= Frank I. Cobb =

Frank Irving Cobb (August 6, 1869 – December 21, 1923) was an American journalist, primarily an editorial writer, from 1896 to his death. In 1904, he succeeded Joseph Pulitzer as editor of the latter's New York World newspaper. He became famous for his editorials in support of the policies of liberal Democrats, especially Woodrow Wilson, during the Progressive Era.

==Career==
Cobb was born to a Yankee farm family in Shawnee County, Kansas, which includes the state capital Topeka. His parents were Minor H. Cobb and Mathilda A (Née Clark) Cobb, who was the first White child born in Grand Rapids. He grew up in a lumber camp in Michigan. Educated at local schools with a term at the state college, at age 21, he became a cub reporter on the Grand Rapids Herald for $6 a week. He moved up to political correspondent and finally city editor. After working on the rival Grand Rapids Daily Eagle (acquired by the Grand Rapids Press in 1892), Cobb went to a major metropolitan paper, the Evening News of Detroit, as political correspondent covering state politics. His vivid writing style and strong opinion brought a promotion to editorial writer in 1896, and chief editorial writer in 1899.

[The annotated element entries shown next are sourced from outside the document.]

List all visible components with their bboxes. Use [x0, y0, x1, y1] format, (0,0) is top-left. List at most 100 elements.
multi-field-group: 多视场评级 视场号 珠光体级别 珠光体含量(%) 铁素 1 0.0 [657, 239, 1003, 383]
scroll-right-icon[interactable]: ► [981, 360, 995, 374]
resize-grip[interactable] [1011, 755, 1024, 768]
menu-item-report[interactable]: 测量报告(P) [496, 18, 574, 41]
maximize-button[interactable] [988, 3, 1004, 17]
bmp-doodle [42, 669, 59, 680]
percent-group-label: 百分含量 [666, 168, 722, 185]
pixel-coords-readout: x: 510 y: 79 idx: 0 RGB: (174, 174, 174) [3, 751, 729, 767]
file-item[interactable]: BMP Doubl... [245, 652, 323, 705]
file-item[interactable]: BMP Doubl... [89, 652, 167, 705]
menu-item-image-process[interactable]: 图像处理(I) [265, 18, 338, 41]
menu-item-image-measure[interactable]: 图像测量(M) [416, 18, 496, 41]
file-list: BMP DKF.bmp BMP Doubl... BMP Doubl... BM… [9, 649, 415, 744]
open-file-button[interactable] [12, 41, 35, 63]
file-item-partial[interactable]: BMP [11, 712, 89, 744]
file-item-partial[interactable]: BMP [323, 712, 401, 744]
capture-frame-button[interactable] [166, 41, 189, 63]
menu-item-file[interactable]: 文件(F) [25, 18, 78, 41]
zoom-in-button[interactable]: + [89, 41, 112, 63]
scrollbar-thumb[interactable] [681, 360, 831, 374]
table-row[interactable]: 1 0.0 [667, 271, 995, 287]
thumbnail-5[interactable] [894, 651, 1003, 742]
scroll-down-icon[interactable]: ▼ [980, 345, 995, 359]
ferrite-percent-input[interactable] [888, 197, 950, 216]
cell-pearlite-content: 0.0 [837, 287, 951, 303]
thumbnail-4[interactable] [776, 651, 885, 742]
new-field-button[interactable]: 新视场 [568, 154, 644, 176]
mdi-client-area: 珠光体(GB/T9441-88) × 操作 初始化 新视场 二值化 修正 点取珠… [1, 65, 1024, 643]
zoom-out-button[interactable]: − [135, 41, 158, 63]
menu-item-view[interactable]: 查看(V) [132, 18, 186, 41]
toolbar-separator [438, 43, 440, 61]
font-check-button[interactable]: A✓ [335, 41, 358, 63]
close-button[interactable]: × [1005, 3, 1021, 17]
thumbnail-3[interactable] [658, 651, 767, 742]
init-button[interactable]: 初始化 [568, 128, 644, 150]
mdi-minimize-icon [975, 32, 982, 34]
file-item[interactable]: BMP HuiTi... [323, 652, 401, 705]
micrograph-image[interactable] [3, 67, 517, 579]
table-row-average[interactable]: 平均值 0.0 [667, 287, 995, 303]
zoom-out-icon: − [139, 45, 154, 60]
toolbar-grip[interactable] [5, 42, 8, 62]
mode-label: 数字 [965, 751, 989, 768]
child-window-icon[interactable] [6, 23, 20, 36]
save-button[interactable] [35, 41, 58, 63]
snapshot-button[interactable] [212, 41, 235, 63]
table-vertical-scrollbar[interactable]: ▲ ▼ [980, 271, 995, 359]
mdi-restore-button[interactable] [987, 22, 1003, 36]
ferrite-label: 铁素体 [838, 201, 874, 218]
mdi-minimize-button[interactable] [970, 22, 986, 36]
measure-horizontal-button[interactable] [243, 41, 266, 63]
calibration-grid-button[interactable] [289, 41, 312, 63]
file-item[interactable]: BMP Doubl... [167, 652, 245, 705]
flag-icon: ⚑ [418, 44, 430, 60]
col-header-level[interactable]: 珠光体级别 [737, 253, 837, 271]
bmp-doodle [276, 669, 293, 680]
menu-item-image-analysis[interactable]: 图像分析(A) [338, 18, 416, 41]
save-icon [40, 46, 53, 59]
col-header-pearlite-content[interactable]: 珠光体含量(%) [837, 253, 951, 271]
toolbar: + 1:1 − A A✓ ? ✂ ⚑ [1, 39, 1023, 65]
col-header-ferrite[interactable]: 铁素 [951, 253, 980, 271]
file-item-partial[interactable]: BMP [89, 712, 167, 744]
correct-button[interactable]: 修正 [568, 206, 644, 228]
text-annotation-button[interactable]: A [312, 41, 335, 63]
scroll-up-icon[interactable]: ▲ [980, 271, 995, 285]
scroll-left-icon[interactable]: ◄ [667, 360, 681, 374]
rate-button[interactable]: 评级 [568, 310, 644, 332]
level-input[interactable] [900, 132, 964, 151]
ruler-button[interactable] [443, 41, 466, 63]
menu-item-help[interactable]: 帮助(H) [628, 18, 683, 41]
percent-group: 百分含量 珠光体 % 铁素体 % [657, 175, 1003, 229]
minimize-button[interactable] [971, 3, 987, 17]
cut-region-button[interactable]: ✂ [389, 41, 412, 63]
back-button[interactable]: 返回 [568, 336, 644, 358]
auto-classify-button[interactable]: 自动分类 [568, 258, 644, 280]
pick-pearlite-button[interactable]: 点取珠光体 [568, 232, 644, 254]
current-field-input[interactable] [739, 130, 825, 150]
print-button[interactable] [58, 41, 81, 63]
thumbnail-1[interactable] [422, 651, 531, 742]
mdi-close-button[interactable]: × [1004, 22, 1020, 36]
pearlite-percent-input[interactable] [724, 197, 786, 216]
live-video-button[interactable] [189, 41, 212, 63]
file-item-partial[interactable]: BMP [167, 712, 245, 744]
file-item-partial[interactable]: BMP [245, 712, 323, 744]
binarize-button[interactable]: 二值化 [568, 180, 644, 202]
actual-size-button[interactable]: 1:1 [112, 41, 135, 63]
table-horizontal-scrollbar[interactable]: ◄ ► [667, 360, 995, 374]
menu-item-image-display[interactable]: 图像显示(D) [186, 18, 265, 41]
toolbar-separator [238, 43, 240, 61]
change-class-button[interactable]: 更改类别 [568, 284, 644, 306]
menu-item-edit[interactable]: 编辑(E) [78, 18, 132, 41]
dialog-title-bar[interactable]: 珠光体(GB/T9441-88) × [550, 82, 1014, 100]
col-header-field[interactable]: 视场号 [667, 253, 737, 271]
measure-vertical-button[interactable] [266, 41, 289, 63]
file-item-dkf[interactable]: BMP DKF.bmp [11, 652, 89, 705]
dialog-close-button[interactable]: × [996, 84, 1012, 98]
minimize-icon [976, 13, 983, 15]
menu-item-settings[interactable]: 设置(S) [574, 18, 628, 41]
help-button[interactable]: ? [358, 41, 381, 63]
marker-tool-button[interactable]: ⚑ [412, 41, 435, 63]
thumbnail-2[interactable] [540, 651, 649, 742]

He was married first in 1897 to Delia S. Bailey and second, on October 2, 1913, to Margaret Hubbard Ayer, a well-known newspaper woman. He and Ayer were the parents of columnist Hubbard Cobb. He worked in New York City but retreated as often as possible to their suburban estate near Westport, Connecticut.

Cobb was editor of the World for almost twenty years, from 1904 until his death from cancer on December 21, 1923. A few months later, his widow received a special Pulitzer Prize "awarded to the widow of the late Frank I. Cobb, New York World, in recognition of the distinction of her husband's editorial writing and service." The organization now lists it as one of the Editorial Writing Pulitzers, which The Boston Herald won in 1924.

==New York World==
Cobb was an editorial writer at the Detroit Free Press from 1900 to 1904, when he was hired by Joseph Pulitzer, who owned the crusading New York City newspaper The World, then one of the two largest papers in the country. Cobb soon became Pulitzer's chief advisor and editorial writer.

The World reached the common man by a variety of news and entertainment features, and was a power in the Democratic Party because of its liberalism and its crusades against big business and government corruption. Cobb's hard-hitting editorials were widely read and reprinted.

At the 1912 Democratic National Convention in Baltimore, Cobb was a leader in making Woodrow Wilson, the intellectual Governor of New Jersey, the Democratic nominee for president. Cobb and Wilson became lifelong allies and personal friends.

==Relations with Pulitzer==
Cobb was a fiercely independent journalist who resisted Pulitzer's attempts to "run the office" from his home. However, the elder man might try, he simply could not keep from meddling with Cobb's work. Time after time, they battled, often with heated language. While they found common ground in their support of Woodrow Wilson as president, they disagreed on many other issues. Cobb wrote a precisely worded resignation when Joseph's son took over administrative responsibility in 1907. The editorial was printed in every New York paper except for The World. Pulitzer raged at the insult, but slowly began to respect Cobb's editorials and independent spirit. Exchanges, commentaries, and messages between them increased. The good rapport between the two was based largely on Cobb's flexibility. In May 1908, Cobb and Pulitzer met to outline plans for a consistent editorial policy. However, the editorial policy did waver on occasion. Renewed battles broke out over the most trivial matters. Pulitzer's demands for editorials on contemporary breaking news led to overwork by Cobb. Pulitzer revealed concern by sending him on a six-week tour of Europe to restore his spirit. Pulitzer died shortly after Cobb's return (in October 1911); then Cobb published Pulitzer's beautifully written resignation. Cobb retained the editorial policies he had shared with Pulitzer until he died of cancer in 1923.